# [After Effects] Hilfe, Tutorials



## Crimestyle (30. Dezember 2002)

Hallo,
Ich bin auf dem Gebiet After Effects 5.5 totaler Neuling. Jedoch möchte ich mich damit vertraut machen. Kennt ihr vielleicht ein paar Links zu DEUTSCHEN After FX Tutorials, auch für Anfänger?
Falls dies nicht der Fall ist habe ich ein paar direktere Fragen:
-Effekte gehen nur in Kompositionen?
-Wenn ja, wie erstelle ich eine KOmposition, die praktisch mein Bild /video ist und nicht nur ein schwarzes Bild?
-Wie wende ich effekte an?
-wie wende ich effekte an bestimmten Stellen des Bildes an?
-Wie geht das mit den Masken und was ist der sinn von Masken?
-Wie setze und bearbeite ich KEyframes?
EDIT:
Ach ja, Wenn ich ne Komposition habe und ich zieh ein Video da rein, dann bleibt der Bildschirm schwarz, egal wo der "zeitschieber" ist!! woran liegt das?
Ich hoffe ihr könnt mir helfen...(am einfachsten wären tutorials)
Mfg,
Crimestyle


----------



## Kaethe (30. Dezember 2002)

Drück mal F1 in AE.

Da steht alles geschrieben was Du wissen musst.

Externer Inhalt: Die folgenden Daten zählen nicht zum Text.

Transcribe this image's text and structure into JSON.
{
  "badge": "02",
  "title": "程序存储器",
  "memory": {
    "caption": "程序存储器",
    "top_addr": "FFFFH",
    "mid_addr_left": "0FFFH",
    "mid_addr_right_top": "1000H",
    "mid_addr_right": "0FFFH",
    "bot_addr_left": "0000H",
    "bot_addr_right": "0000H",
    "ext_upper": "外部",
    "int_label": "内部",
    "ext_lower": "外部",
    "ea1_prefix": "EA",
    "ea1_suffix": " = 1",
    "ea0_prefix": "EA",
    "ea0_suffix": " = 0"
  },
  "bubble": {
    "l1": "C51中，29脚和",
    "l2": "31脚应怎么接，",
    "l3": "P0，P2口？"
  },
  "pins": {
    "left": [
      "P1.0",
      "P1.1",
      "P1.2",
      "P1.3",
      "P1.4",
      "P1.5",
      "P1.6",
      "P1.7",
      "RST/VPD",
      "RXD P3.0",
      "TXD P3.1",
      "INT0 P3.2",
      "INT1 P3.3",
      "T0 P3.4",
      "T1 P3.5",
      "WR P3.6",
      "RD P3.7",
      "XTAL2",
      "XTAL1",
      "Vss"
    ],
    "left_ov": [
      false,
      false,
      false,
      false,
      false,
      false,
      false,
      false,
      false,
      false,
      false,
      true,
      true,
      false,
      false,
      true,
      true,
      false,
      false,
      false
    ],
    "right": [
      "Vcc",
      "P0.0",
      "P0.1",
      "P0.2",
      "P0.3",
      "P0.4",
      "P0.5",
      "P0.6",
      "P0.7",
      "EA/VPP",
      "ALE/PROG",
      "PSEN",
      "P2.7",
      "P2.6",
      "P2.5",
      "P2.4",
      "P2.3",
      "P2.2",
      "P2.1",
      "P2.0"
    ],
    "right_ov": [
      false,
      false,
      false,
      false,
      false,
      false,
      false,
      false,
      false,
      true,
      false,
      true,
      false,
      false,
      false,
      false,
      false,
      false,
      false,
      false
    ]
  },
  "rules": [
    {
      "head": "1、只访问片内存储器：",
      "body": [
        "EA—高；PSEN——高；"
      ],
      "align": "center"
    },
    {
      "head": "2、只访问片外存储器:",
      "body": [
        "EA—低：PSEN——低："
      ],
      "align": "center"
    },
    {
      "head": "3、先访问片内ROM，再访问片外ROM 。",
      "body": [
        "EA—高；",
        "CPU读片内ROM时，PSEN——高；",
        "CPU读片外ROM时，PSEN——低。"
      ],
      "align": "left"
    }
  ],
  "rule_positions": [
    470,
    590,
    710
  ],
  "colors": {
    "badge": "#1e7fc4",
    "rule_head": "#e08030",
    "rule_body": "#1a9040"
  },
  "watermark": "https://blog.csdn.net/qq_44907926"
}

So haben wir uns auch durch das Programm gekämpft.


----------



## goela (30. Dezember 2002)

Für AE gibt es sehr wenige Tutorials. Viele sind nur in Englisch erhältlich. Du kannst aber mal bei ADOBE "vorbeischauen". Dort findest Du ein paar Tutorials.
Ich kann Dir nur raten, wenn Du mehr mit AE machen willst, dass Du Dir ein Buch anschaffst.


----------



## fungo (30. Dezember 2002)

http://www.creativecow.net sehr tighte seite!


----------



## goela (30. Dezember 2002)

> Kennt ihr vielleicht ein paar Links zu DEUTSCHEN After FX Tutorials, auch für Anfänger?


Tja und da ist ja wohl http://www.creativecow.net aus zwei Gründen nicht dass was er sucht! Ist weder etwas für den Anfänger noch ist die Seite in Deutsch!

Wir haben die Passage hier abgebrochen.